Ocean pollution facts for kids
Ocean pollution is pollution in the sea. It is a form of water pollution. It happens when chemicals and other forms of pollution enter the ocean. Most sources of ocean pollution come from everyday people doing everyday things. It is called nonpoint-source pollution because we cannot directly locate from where it came. All wastewater, in time, enters a body of water (usually a stream). Every stream leads to a river, and every river leads to an ocean.
Contents
Toxins
Harmful materials such as sewage, dissolved metals, waste from farms or factories, and crude oil spilled from oil tankers pollute the ocean. The three main substances that pollute water are nitrates from fertilizers, sewage, and detergents. When toxic chemicals and metals enter the water, the smallest animals like plankton eat them. When larger animals eat the smaller ones, they are eating the toxins as well, which can cause mutations, diseases, and reproduction difficulties.
Nutrient pollution
Activities like bathing or washing clothes near a stream or river result in nutrient pollution. Nutrient pollution happens when too many nutrients like nitrogen and phosphorous enter the water and eventually travel to the ocean. This leads to the growth of too much algae on the surface of the water. This algae blocks the penetration of sunlight and air into the water.
Plastic pollution
Marine plastic pollution (or plastic pollution in the ocean) is a type of marine pollution by plastics. These plastics can range in size from large original materials like bottles and bags to microplastics and nanoplastics, which are very small pieces of plastic. About eighty percent of marine debris is plastic. Plastic garbage that floats on or in the ocean's water is known to harm marine life (plants and animals that live in the ocean). They can become entangled in it or suffocated by it. Plastics that are small enough to be eaten or breathed (intentionally or unintentionally) by animals harm their organs.
Saving the ocean
Humans have done much to harm the ocean, but we are starting to try to help them. Countries promise each other to clean up the ocean and save the ocean's resources. Many countries have made special agencies whose only purpose is to help the environment.

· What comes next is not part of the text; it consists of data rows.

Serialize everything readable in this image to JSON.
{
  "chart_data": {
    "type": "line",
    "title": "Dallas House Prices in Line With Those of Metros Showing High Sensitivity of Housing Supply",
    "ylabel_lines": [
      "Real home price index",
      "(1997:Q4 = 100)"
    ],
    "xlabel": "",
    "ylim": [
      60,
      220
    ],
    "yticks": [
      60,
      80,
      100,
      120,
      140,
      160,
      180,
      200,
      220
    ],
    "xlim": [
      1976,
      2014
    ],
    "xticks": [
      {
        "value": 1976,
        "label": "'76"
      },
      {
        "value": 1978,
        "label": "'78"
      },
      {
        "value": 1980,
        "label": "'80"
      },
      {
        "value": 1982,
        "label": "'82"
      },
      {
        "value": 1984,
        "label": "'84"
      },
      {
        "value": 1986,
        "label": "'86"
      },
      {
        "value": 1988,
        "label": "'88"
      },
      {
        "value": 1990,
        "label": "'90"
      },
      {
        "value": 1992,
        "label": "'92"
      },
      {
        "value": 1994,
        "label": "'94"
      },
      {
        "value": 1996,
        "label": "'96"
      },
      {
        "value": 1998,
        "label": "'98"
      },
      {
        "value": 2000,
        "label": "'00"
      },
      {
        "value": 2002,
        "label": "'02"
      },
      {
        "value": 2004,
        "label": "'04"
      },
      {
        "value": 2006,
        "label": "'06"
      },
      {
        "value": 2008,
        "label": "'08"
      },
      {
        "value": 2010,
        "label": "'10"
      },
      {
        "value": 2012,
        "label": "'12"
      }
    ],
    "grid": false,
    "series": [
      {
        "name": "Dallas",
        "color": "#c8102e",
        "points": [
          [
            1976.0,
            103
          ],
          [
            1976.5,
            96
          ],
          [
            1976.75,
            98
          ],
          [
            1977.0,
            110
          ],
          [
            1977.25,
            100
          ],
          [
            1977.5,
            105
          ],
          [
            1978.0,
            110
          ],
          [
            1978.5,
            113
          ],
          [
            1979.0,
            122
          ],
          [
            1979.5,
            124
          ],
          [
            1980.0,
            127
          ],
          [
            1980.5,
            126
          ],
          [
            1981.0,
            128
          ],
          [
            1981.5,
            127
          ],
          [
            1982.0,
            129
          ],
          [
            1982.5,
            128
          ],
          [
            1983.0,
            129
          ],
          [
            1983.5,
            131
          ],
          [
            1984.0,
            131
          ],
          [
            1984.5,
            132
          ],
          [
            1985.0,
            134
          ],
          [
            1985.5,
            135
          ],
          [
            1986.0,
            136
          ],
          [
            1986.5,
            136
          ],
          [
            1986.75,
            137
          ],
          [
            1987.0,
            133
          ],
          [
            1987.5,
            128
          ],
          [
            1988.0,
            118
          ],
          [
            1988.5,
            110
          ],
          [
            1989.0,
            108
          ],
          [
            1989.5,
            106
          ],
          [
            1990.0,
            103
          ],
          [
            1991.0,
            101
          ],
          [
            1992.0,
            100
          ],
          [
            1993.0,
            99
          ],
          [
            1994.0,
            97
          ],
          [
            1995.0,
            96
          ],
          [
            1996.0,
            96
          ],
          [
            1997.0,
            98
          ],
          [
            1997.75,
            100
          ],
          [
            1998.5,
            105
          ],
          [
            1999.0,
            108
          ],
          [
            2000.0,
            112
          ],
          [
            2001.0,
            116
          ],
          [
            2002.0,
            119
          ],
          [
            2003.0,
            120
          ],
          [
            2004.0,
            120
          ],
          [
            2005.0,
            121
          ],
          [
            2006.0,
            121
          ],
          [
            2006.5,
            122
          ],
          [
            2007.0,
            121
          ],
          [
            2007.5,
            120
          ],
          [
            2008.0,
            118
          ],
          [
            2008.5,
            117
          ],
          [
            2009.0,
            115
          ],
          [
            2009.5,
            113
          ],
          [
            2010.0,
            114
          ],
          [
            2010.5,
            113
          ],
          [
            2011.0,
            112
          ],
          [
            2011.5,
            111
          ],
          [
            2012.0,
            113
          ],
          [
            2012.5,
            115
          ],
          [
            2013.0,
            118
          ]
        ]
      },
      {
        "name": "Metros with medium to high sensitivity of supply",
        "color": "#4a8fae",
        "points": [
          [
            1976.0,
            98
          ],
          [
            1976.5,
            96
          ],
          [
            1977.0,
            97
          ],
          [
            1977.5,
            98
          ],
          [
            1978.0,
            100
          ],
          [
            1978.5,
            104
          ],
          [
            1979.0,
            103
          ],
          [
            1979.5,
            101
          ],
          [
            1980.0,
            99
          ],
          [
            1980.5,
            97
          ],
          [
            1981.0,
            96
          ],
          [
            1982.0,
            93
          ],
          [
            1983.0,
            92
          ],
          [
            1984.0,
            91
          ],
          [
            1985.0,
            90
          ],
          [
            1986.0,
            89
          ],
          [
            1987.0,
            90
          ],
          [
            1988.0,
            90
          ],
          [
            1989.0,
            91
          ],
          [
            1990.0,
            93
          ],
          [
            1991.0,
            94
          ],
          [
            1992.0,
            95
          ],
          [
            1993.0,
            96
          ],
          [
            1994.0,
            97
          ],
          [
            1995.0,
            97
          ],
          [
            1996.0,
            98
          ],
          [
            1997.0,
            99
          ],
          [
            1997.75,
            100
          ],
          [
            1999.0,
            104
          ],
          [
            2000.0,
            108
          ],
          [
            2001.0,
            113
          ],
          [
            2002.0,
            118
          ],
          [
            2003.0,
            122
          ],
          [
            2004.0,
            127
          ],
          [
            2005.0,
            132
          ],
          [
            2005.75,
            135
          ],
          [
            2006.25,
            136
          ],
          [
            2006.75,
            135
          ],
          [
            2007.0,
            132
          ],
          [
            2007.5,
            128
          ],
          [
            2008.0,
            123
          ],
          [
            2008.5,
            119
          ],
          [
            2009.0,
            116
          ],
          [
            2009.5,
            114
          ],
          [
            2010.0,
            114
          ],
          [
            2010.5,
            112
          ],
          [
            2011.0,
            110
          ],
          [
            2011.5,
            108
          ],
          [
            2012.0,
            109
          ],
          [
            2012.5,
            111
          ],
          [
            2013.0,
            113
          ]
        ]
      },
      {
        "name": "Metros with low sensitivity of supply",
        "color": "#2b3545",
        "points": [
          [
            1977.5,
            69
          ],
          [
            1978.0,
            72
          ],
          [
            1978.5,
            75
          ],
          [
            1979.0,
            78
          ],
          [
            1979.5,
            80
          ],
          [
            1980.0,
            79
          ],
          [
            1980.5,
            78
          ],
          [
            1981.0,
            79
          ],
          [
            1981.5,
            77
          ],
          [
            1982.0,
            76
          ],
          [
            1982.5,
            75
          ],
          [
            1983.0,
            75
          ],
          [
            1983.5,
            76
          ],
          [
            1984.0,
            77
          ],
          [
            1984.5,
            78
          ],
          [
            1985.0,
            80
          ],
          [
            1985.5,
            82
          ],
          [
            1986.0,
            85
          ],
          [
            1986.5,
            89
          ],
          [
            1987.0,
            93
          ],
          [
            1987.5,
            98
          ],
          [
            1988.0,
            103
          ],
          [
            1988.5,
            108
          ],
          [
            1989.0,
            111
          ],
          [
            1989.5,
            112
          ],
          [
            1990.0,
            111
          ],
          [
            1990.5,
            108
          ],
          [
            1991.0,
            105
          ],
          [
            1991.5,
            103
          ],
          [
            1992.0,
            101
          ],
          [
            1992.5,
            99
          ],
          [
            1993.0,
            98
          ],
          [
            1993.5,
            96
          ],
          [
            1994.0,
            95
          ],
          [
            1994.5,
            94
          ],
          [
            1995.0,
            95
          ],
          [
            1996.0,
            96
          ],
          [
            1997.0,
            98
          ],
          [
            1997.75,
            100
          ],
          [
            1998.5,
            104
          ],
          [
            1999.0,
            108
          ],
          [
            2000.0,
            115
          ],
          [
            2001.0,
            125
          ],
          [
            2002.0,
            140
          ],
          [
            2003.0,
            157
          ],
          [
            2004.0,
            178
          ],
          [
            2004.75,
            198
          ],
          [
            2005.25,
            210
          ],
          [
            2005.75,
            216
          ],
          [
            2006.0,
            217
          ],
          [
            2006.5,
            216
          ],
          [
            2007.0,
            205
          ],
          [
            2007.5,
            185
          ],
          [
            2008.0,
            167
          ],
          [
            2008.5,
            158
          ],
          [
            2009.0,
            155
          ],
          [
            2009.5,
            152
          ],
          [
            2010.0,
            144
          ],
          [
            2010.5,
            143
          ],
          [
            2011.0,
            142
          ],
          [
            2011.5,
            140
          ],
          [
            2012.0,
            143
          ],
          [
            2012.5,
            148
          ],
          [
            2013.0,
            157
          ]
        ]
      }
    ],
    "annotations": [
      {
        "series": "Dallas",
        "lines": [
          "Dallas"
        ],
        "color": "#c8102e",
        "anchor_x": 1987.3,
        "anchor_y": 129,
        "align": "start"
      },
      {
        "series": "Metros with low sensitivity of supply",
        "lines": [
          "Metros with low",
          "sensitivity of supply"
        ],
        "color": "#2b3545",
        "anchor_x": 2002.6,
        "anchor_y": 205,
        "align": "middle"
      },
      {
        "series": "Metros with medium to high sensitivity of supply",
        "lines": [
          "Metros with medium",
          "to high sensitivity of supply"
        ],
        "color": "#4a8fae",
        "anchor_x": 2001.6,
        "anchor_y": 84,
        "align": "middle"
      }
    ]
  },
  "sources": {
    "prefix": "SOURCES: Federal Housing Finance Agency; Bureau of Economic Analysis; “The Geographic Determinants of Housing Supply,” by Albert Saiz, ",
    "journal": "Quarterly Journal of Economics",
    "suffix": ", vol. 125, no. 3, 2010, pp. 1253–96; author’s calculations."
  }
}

Interesting facts about ocean pollution
- Ocean pollution kills more than one million sea birds each year.
- The five most common items found in coastal cleanups around the world are all single-use plastics.
- There are more microplastics in the ocean than there are stars in the Milky Way.
- Fish and other marine life often can’t tell the difference between plastic and food. If the animal eats plastic, they can’t digest it. The plastic fills their stomachs, so they starve to death.
- Noise pollution made by shipping and military activity can cause cellular damage to a class of invertebrates that includes jellyfish and anemones.
- 100,000 marine animals (animals that live in the ocean) die each year from being tangled in plastic.
- There is an ocean garbage patch twice the size of Texas.
- Oceans contain dead zones that have been created by pollution making life in those zones impossible for marine or plant life.
Images for kids
-
A graph linking atmospheric dust to various coral deaths across the Caribbean Sea and Florida.
-
An island with a fringing reef in the Maldives. Coral reefs are dying around the world.
-
Marine debris removal in the Northwestern Hawaiian Islands (NOAA removed approximately 57 tons of derelict fishing nets and plastic litter from the Papahānaumokuākea Marine National Monument's tiny islands and atolls, sensitive coral reefs and shallow waters).
-
The Great Pacific garbage patch causes vast quantities of trash to wash ashore at the south end of Hawaii.